As depicted in FIG. 2, the memory controller 202 may selectively allocate a portion of system memory 204 to be mirrored for redundancy purposes. The memory controller 202 may also communicate the range of the mirrored portions of memory 206a-b to the virtualization software 208 by reporting a parameter containing the exact memory addresses to be mirrored. The portion of system memory to be mirrored and its mirrored copy are represented in FIG. 3 by Memory Mirror Copy 1 (MMC1) 206a and Memory Mirror Copy 2 (MMC2) 206b respectively. While FIG. 2 depicts MMC1206a and MMC2206b to each comprise contiguous blocks of memory, one of ordinary skill in art would understand that non-contiguous memory blocks could also be used to form each mirrored copy. Furthermore, one of ordinary skill in the art would also appreciate that MMC1206a and MMC2206b may not have to physically reside adjacent to each other in system memory 204 as illustrated in FIG. 2 and may be spaced in any order.


The virtualization software 208 may be loaded into and may execute in the mirrored portion of memory, which is represented by memory block 212a in MMC1206a and memory block 212b of MMC2206b. Thus, because the virtualization software resides in the portion memory for which there exists a mirrored copy, it may be protected against hardware failure, and in particular, memory failure. As a result, a hardware or memory failure may not cause a crash of all the VMs 220a-n supported by the virtualization software 208 as may be the result without the implementation of any memory redundancy. Indeed, because the virtualization software may possess the configuration data and variables concerning the VMs 220a-n, the VMs 220a-n may not need to be loaded into the mirrored portions (MMC1206a and MMC2206b) of system memory 204. To this end, as illustrated in FIG. 2, what may be perceived by each VM as its own memory blocks may be mapped to the memory blocks of the non-mirrored system memory 210. For example, memory block 230 of VM1220a points to physical non-mirrored memory block 265, and memory block 235 points to physical non-mirrored memory block 260. Under this framework, if a VM were to be rendered inoperable due to a memory failure in the non-mirrored system memory 210, for example a corruption of memory block 260, the virtualization software 208 may have the capability to restore or respawn VM1220a while keeping the rest of the VMs intact. Moreover, the virtualization software 208 may now be aware of the corruption of memory block 260 and may discontinue further allocation of that space in memory. Furthermore, since only a portion rather than the entire system memory 204 may be selectively mirrored, a greater portion of usable, non-mirrored system memory 210 may be available to load and/or execute other data, programs, VMs, or the like. Thus, the protection and advantages of memory redundancy may be fully realized for what a user may deem the most important data or programs, while the memory usage associated with having to mirror the entire system memory may be minimized.

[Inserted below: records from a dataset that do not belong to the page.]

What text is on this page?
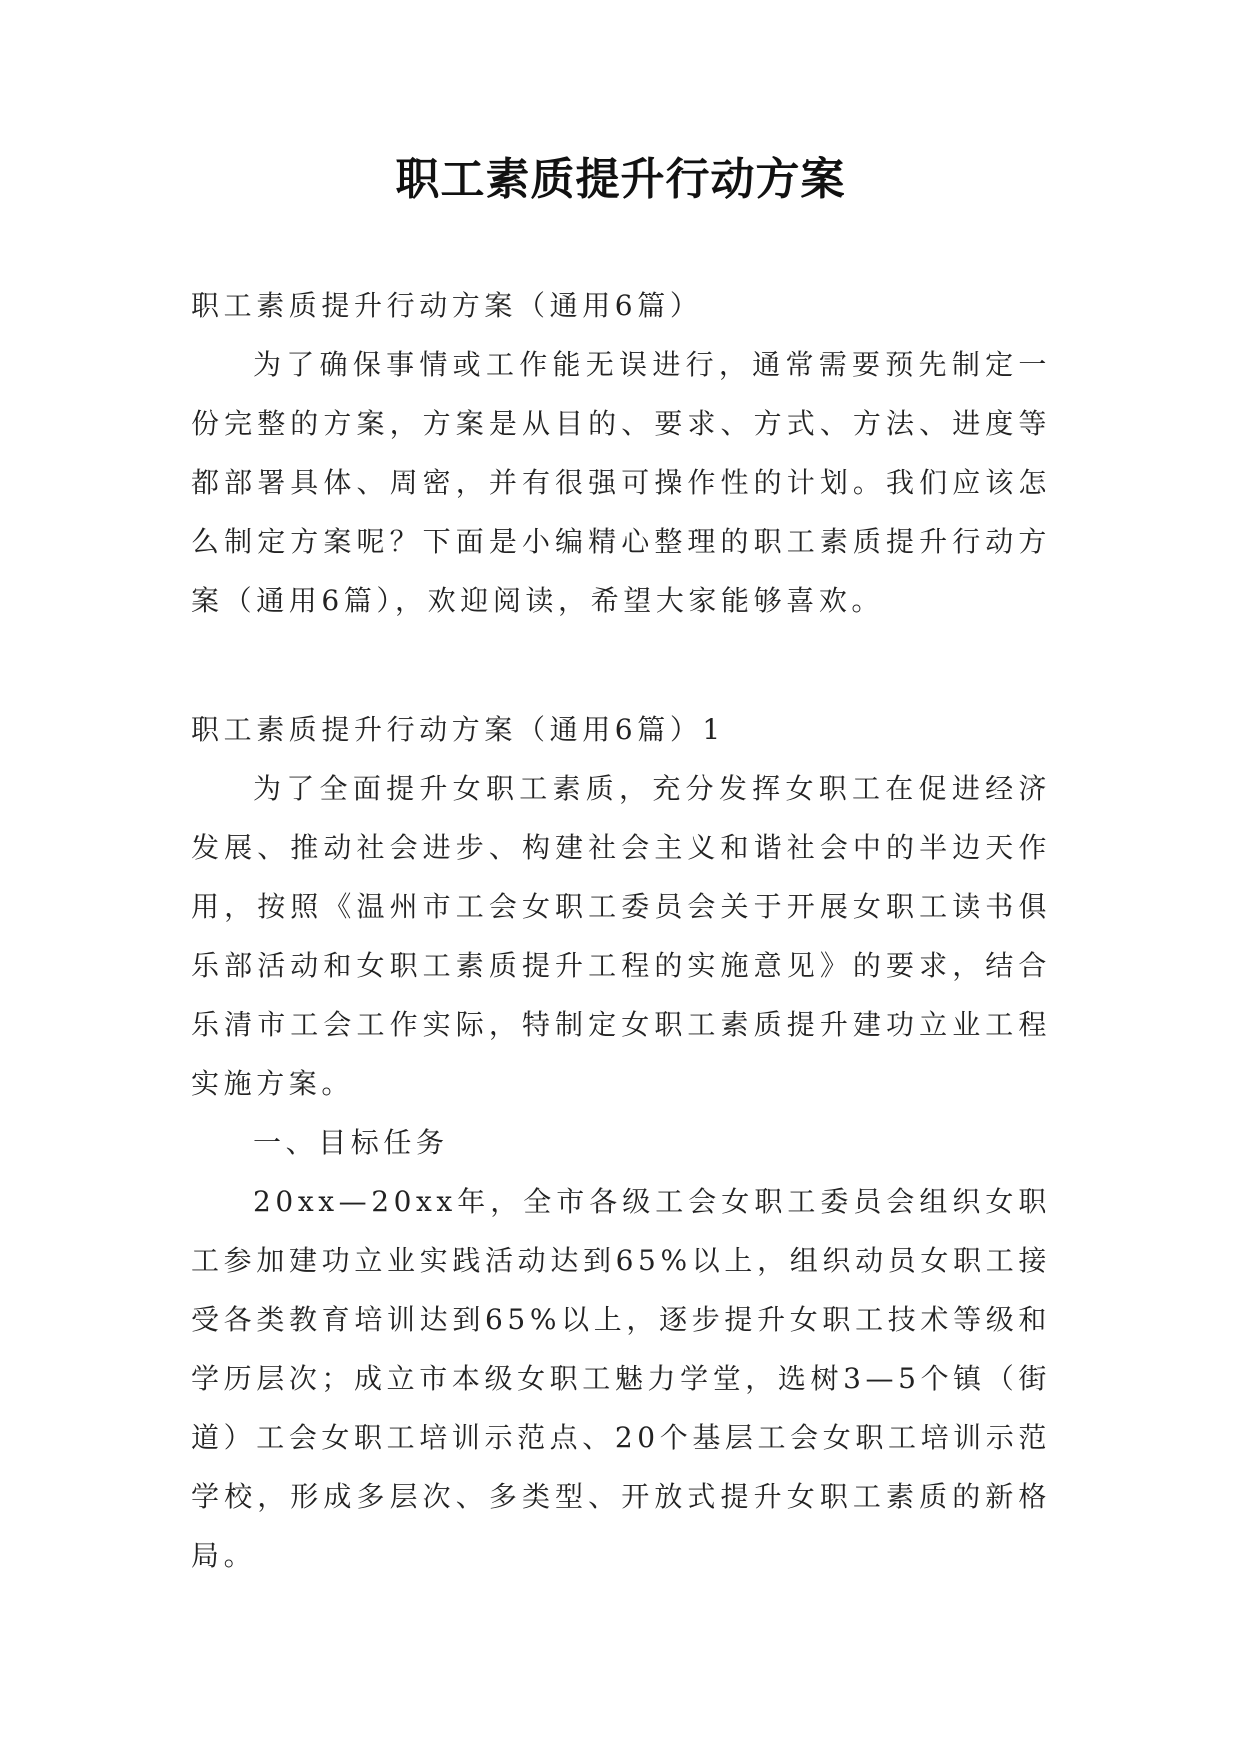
职工素质提升行动方案

职工素质提升行动方案（通用6篇）

为了确保事情或工作能无误进行，通常需要预先制定一份完整的方案，方案是从目的、要求、方式、方法、进度等都部署具体、周密，并有很强可操作性的计划。我们应该怎么制定方案呢？下面是小编精心整理的职工素质提升行动方案（通用6篇），欢迎阅读，希望大家能够喜欢。

职工素质提升行动方案（通用6篇）1

为了全面提升女职工素质，充分发挥女职工在促进经济发展、推动社会进步、构建社会主义和谐社会中的半边天作用，按照《温州市工会女职工委员会关于开展女职工读书俱乐部活动和女职工素质提升工程的实施意见》的要求，结合乐清市工会工作实际，特制定女职工素质提升建功立业工程实施方案。

一、目标任务

20xx—20xx年，全市各级工会女职工委员会组织女职工参加建功立业实践活动达到65%以上，组织动员女职工接受各类教育培训达到65%以上，逐步提升女职工技术等级和学历层次；成立市本级女职工魅力学堂，选树3—5个镇（街道）工会女职工培训示范点、20个基层工会女职工培训示范学校，形成多层次、多类型、开放式提升女职工素质的新格局。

Though FIG. 2 depicts a redundant memory scheme showing the virtualization software 208 to reside in the mirrored memory space 206a-b and the VMs 220a-n in the non-mirrored system memory 210, all other configurations concerning the distribution of mirrored and non-mirrored memory portions of system memory 204 are also envisioned within the present disclosure. For example, a user may desire data or programs other than the virtualization software 208 to also have redundant memory protection. To this end, certain data, programs, or even VMs that a user deems important may also be loaded and/or executed into the mirrored memory portion 206a-b while other data or programs may remain in the non-mirrored system memory 210. In other instances, the virtualization software 208 may make the determination of which VMs, data, or programs are to be executed and/or loaded into mirrored space 206a-b depending, for example, on variables that indicate their importance to a task.


Moreover, while not specifically illustrated in FIG. 2, the present disclosure may also contemplate applying the selective redundant memory technique to systems or IHSs implemented under the Non-Uniform Memory Architecture (NUMA). NUMA presents a memory design for multiprocessors in which each processor can access its own local memory. The NUMA concept may center on the idea that memory local to a processor may provide faster (shorter) access times than memory shared between processors or local to another processor. Thus, a selective redundant memory technique may provide added benefits to an IHS under a NUMA framework. For example, applying the redundant memory architecture previously discussed in FIG. 2 may enable mirroring the local memory of only a selected number of the processors in the IHS rather than having to mirror the local memory of all processors. Furthermore, of the processors selected to employ memory redundancy to their local memory, the method may allow selectively mirroring of only a portion of those memory as well.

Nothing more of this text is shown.